The plane, which went down shortly after takeoff Friday, clipped a street lamp and several trees as it broke up, slamming into two vehicles and coming to rest at the foundation of a home. No one on the ground was hurt.
The crash spread aviation fuel and wreckage across several blocks. The back porch of the home _ owned by the Baltimore Orioles pitcher Jason Grimsley _ was extensively damaged, and a truck and a sport utility vehicle were destroyed.
Aside from its small windows and some numerical markings, the Cessna 421C Golden Eagle III ``was very hard to identify to be an airplane,'' said Overland Park Fire Chief Dennis Meyers.

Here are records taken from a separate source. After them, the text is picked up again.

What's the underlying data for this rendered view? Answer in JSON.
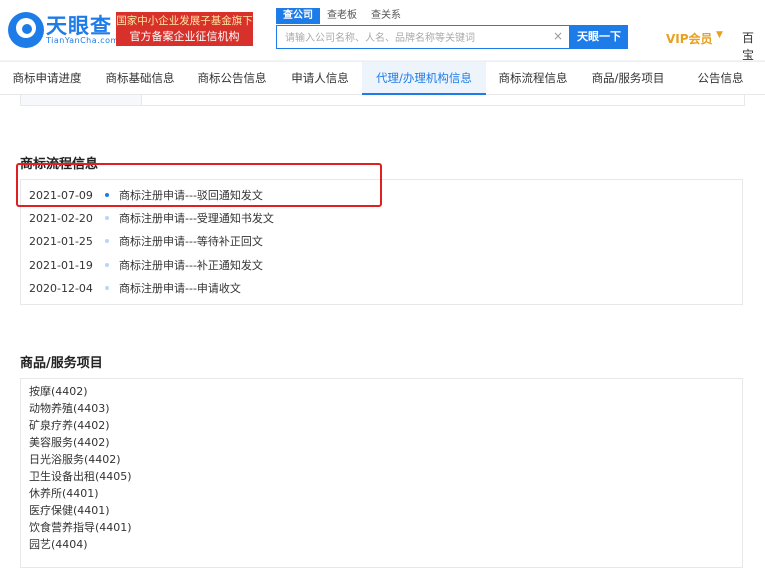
{
  "header": {
    "logo_name": "天眼查",
    "logo_sub": "TianYanCha.com",
    "gov_badge_line1": "国家中小企业发展子基金旗下",
    "gov_badge_line2": "官方备案企业征信机构",
    "search_tabs": [
      "查公司",
      "查老板",
      "查关系"
    ],
    "search_placeholder": "请输入公司名称、人名、品牌名称等关键词",
    "search_button": "天眼一下",
    "vip_label": "VIP会员",
    "baike_label": "百宝"
  },
  "tabs": [
    "商标申请进度",
    "商标基础信息",
    "商标公告信息",
    "申请人信息",
    "代理/办理机构信息",
    "商标流程信息",
    "商品/服务项目",
    "公告信息"
  ],
  "active_tab": "代理/办理机构信息",
  "flow_section": {
    "title": "商标流程信息",
    "rows": [
      {
        "date": "2021-07-09",
        "event": "商标注册申请---驳回通知发文"
      },
      {
        "date": "2021-02-20",
        "event": "商标注册申请---受理通知书发文"
      },
      {
        "date": "2021-01-25",
        "event": "商标注册申请---等待补正回文"
      },
      {
        "date": "2021-01-19",
        "event": "商标注册申请---补正通知发文"
      },
      {
        "date": "2020-12-04",
        "event": "商标注册申请---申请收文"
      }
    ]
  },
  "goods_section": {
    "title": "商品/服务项目",
    "items": [
      "按摩(4402)",
      "动物养殖(4403)",
      "矿泉疗养(4402)",
      "美容服务(4402)",
      "日光浴服务(4402)",
      "卫生设备出租(4405)",
      "休养所(4401)",
      "医疗保健(4401)",
      "饮食营养指导(4401)",
      "园艺(4404)"
    ]
  },
  "colors": {
    "brand": "#1e7ce8",
    "highlight": "#e02020",
    "vip": "#e8a020",
    "badge": "#d8302a"
  }
}
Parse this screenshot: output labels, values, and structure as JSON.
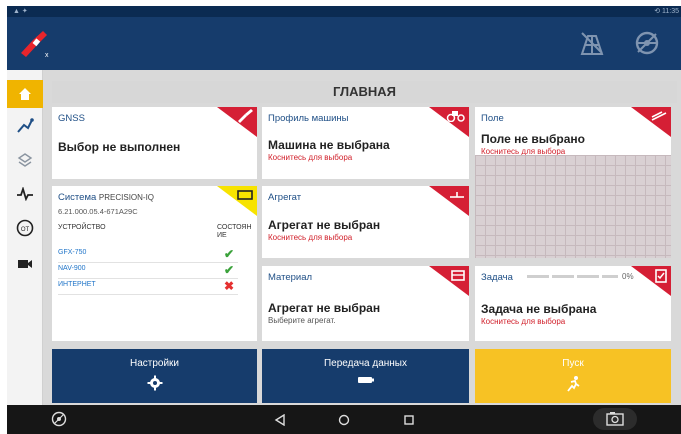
{
  "status": {
    "left": "▲ ✦",
    "right": "⟲ 11:35"
  },
  "colors": {
    "primary": "#163c6c",
    "accent": "#f0b400",
    "alert": "#d51f35",
    "ok": "#3ba23b"
  },
  "page_title": "ГЛАВНАЯ",
  "gnss": {
    "header": "GNSS",
    "main": "Выбор не выполнен"
  },
  "machine": {
    "header": "Профиль машины",
    "main": "Машина не выбрана",
    "sub": "Коснитесь для выбора"
  },
  "field": {
    "header": "Поле",
    "main": "Поле не выбрано",
    "sub": "Коснитесь для выбора"
  },
  "system": {
    "header": "Система",
    "name": "PRECISION-IQ",
    "version": "6.21.000.05.4-671A29C",
    "col_device": "УСТРОЙСТВО",
    "col_state_1": "СОСТОЯН",
    "col_state_2": "ИЕ",
    "devices": [
      {
        "name": "GFX-750",
        "state": "✔"
      },
      {
        "name": "NAV-900",
        "state": "✔"
      },
      {
        "name": "ИНТЕРНЕТ",
        "state": "✖"
      }
    ]
  },
  "implement": {
    "header": "Агрегат",
    "main": "Агрегат не выбран",
    "sub": "Коснитесь для выбора"
  },
  "material": {
    "header": "Материал",
    "main": "Агрегат не выбран",
    "sub": "Выберите агрегат."
  },
  "task": {
    "header": "Задача",
    "percent": "0%",
    "main": "Задача не выбрана",
    "sub": "Коснитесь для выбора"
  },
  "buttons": {
    "settings": "Настройки",
    "transfer": "Передача данных",
    "start": "Пуск"
  },
  "icons": {
    "logo": "satellite-logo-icon",
    "field_map": "field-icon",
    "steering": "steering-wheel-icon",
    "home": "home-icon",
    "guidance": "guidance-icon",
    "layers": "layers-icon",
    "signal": "signal-icon",
    "rate": "rate-icon",
    "camera": "camera-icon"
  }
}
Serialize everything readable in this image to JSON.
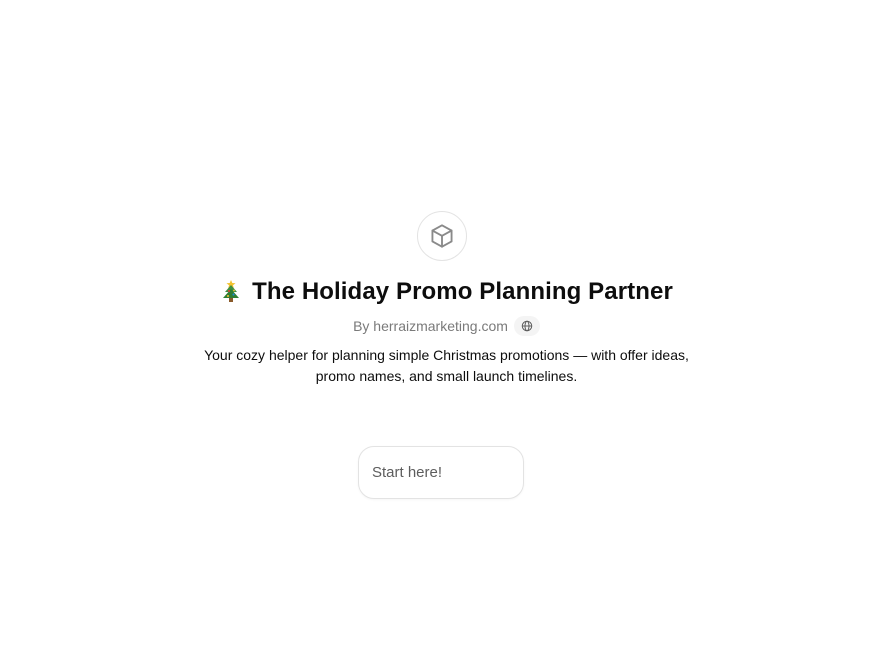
{
  "gpt": {
    "avatar_icon": "cube-icon",
    "title_emoji": "christmas-tree-icon",
    "title": "The Holiday Promo Planning Partner",
    "byline": "By herraizmarketing.com",
    "website_icon": "globe-icon",
    "description": "Your cozy helper for planning simple Christmas promotions — with offer ideas, promo names, and small launch timelines."
  },
  "conversation_starters": [
    {
      "label": "Start here!"
    }
  ],
  "colors": {
    "text": "#0d0d0d",
    "muted": "#7a7a7a",
    "border": "#e3e3e3",
    "tree_green": "#3e8e41",
    "tree_star": "#f2c230"
  }
}
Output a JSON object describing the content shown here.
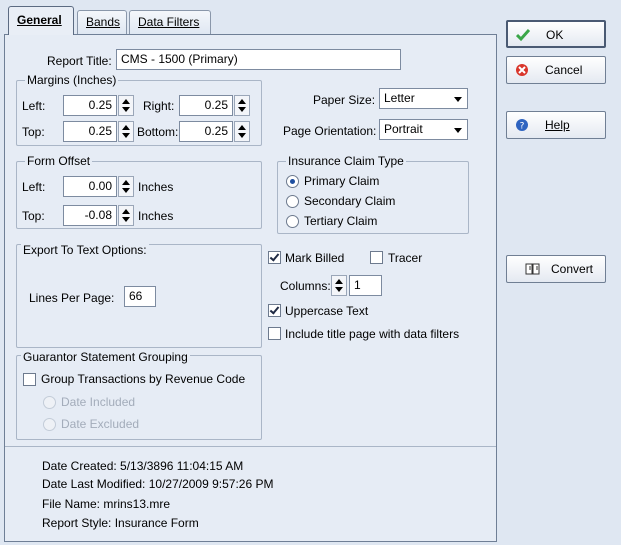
{
  "tabs": [
    {
      "label": "General",
      "active": true
    },
    {
      "label": "Bands",
      "active": false
    },
    {
      "label": "Data Filters",
      "active": false
    }
  ],
  "report_title": {
    "label": "Report Title:",
    "value": "CMS - 1500 (Primary)"
  },
  "margins": {
    "title": "Margins (Inches)",
    "left": {
      "label": "Left:",
      "value": "0.25"
    },
    "right": {
      "label": "Right:",
      "value": "0.25"
    },
    "top": {
      "label": "Top:",
      "value": "0.25"
    },
    "bottom": {
      "label": "Bottom:",
      "value": "0.25"
    }
  },
  "paper_size": {
    "label": "Paper Size:",
    "value": "Letter"
  },
  "page_orientation": {
    "label": "Page Orientation:",
    "value": "Portrait"
  },
  "form_offset": {
    "title": "Form Offset",
    "left": {
      "label": "Left:",
      "value": "0.00",
      "unit": "Inches"
    },
    "top": {
      "label": "Top:",
      "value": "-0.08",
      "unit": "Inches"
    }
  },
  "insurance_claim_type": {
    "title": "Insurance Claim Type",
    "options": [
      "Primary Claim",
      "Secondary Claim",
      "Tertiary Claim"
    ],
    "selected": "Primary Claim"
  },
  "export_options": {
    "title": "Export To Text Options:",
    "lines_per_page": {
      "label": "Lines Per Page:",
      "value": "66"
    }
  },
  "mark_billed": {
    "label": "Mark Billed",
    "checked": true
  },
  "tracer": {
    "label": "Tracer",
    "checked": false
  },
  "columns": {
    "label": "Columns:",
    "value": "1"
  },
  "uppercase_text": {
    "label": "Uppercase Text",
    "checked": true
  },
  "include_title_page": {
    "label": "Include title page with data filters",
    "checked": false
  },
  "guarantor": {
    "title": "Guarantor Statement Grouping",
    "group_by_revenue": {
      "label": "Group Transactions by Revenue Code",
      "checked": false
    },
    "date_included": "Date Included",
    "date_excluded": "Date Excluded"
  },
  "info": {
    "date_created": "Date Created: 5/13/3896 11:04:15 AM",
    "date_modified": "Date Last Modified: 10/27/2009 9:57:26 PM",
    "file_name": "File Name: mrins13.mre",
    "report_style": "Report Style: Insurance Form"
  },
  "buttons": {
    "ok": "OK",
    "cancel": "Cancel",
    "help": "Help",
    "convert": "Convert"
  },
  "colors": {
    "accent": "#1e4fa0",
    "ok_check": "#3aa648",
    "cancel_icon": "#d9362b",
    "help_icon": "#2f64c0"
  }
}
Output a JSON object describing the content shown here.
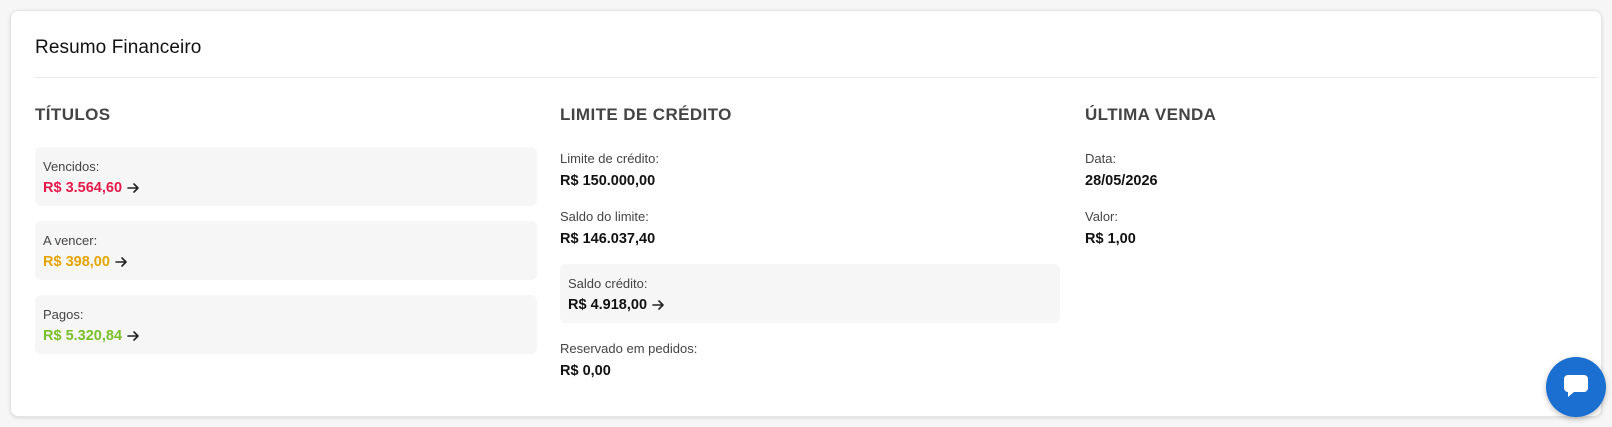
{
  "card": {
    "title": "Resumo Financeiro"
  },
  "titulos": {
    "heading": "TÍTULOS",
    "items": [
      {
        "label": "Vencidos:",
        "value": "R$ 3.564,60",
        "color": "#e5194a"
      },
      {
        "label": "A vencer:",
        "value": "R$ 398,00",
        "color": "#e5a500"
      },
      {
        "label": "Pagos:",
        "value": "R$ 5.320,84",
        "color": "#7bbf2a"
      }
    ]
  },
  "limite": {
    "heading": "LIMITE DE CRÉDITO",
    "limite_credito": {
      "label": "Limite de crédito:",
      "value": "R$ 150.000,00"
    },
    "saldo_limite": {
      "label": "Saldo do limite:",
      "value": "R$ 146.037,40"
    },
    "saldo_credito": {
      "label": "Saldo crédito:",
      "value": "R$ 4.918,00"
    },
    "reservado": {
      "label": "Reservado em pedidos:",
      "value": "R$ 0,00"
    }
  },
  "ultima_venda": {
    "heading": "ÚLTIMA VENDA",
    "data": {
      "label": "Data:",
      "value": "28/05/2026"
    },
    "valor": {
      "label": "Valor:",
      "value": "R$ 1,00"
    }
  },
  "chat": {
    "icon": "chat-bubble-icon",
    "color": "#1b6fd0"
  }
}
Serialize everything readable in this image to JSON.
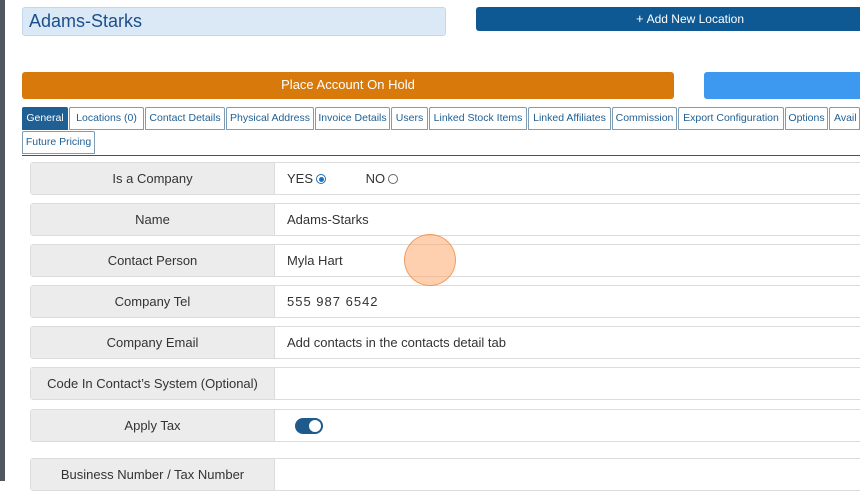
{
  "header": {
    "account_name": "Adams-Starks",
    "add_location_label": "Add New Location",
    "add_location_icon": "plus-icon",
    "hold_label": "Place Account On Hold"
  },
  "colors": {
    "primary": "#0e5893",
    "hold": "#d77a0b",
    "tab_active": "#1f5f93",
    "secondary_button": "#3d99ef"
  },
  "tabs": [
    {
      "label": "General",
      "active": true
    },
    {
      "label": "Locations (0)"
    },
    {
      "label": "Contact Details"
    },
    {
      "label": "Physical Address"
    },
    {
      "label": "Invoice Details"
    },
    {
      "label": "Users"
    },
    {
      "label": "Linked Stock Items"
    },
    {
      "label": "Linked Affiliates"
    },
    {
      "label": "Commission"
    },
    {
      "label": "Export Configuration"
    },
    {
      "label": "Options"
    },
    {
      "label": "Avail"
    },
    {
      "label": "Future Pricing"
    }
  ],
  "form": {
    "is_company": {
      "label": "Is a Company",
      "yes": "YES",
      "no": "NO",
      "selected": "YES"
    },
    "name": {
      "label": "Name",
      "value": "Adams-Starks"
    },
    "contact_person": {
      "label": "Contact Person",
      "value": "Myla Hart"
    },
    "company_tel": {
      "label": "Company Tel",
      "value": "555 987 6542"
    },
    "company_email": {
      "label": "Company Email",
      "value": "Add contacts in the contacts detail tab"
    },
    "code": {
      "label": "Code In Contact’s System (Optional)",
      "value": ""
    },
    "apply_tax": {
      "label": "Apply Tax",
      "enabled": true
    },
    "business_number": {
      "label": "Business Number / Tax Number",
      "value": ""
    }
  }
}
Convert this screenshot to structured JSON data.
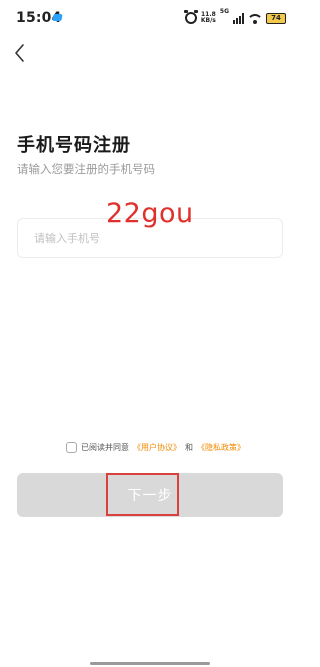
{
  "status_bar": {
    "time": "15:04",
    "net_speed_value": "11.8",
    "net_speed_unit": "KB/s",
    "network_type": "5G",
    "battery_level": "74",
    "battery_color": "#f2c94c"
  },
  "page": {
    "title": "手机号码注册",
    "subtitle": "请输入您要注册的手机号码"
  },
  "phone_input": {
    "placeholder": "请输入手机号",
    "value": ""
  },
  "watermark": "22gou",
  "agreement": {
    "prefix": "已阅读并同意",
    "user_agreement": "《用户协议》",
    "conjunction": "和",
    "privacy_policy": "《隐私政策》",
    "link_color": "#f08a00"
  },
  "next_button": {
    "label": "下一步",
    "color": "#d9d9d9"
  },
  "highlight": {
    "color": "#d9413c"
  }
}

"It was totally destroyed,'' Meyers said. ``It was just all bits and pieces.''
Two of the victims had been on their way to the Bahamas for a vacation given by members of their congregation at Parkway Baptist Church, WDAF-TV reported Friday. The victims, Armour Stephenson, 49, and Shirley Stephenson, 46, were pastors at the church.
The crash came after the plane left Johnson County Executive Airport. The airport's control tower had handed the plane over to regional air traffic controllers, who never heard from the pilot, said Bob Perry, the county airport commission's director of aviation.
"That's when they knew there was something wrong,'' Perry said.
Grimsley was not in the home at the time of the crash, but his wife, Dana, and 5-year-old daughter, Rayne, were in the home. Neither was hurt.
"I heard it coming down,'' Dana Grimsley told The Kansas City Star. "I looked to my right and saw it come down. It was in a different room of the house, so I didn't see it hit. I ran upstairs from the basement with Rayne. We called 911 and ran out.''
Grimsley said it appeared that the pilot, identified as James L. Kingston, 60, tried desperately to avoid hitting anything as the plane went down.
"From what I saw, at the last second you could see the pilot did everything he could to avoid the house,'' Grimsley told The Star.
The city identified the other victims as Lewis Bradley Smith, 73, and Kevin W. Holzer, 50.
The National Transportation Safety Board was investigating.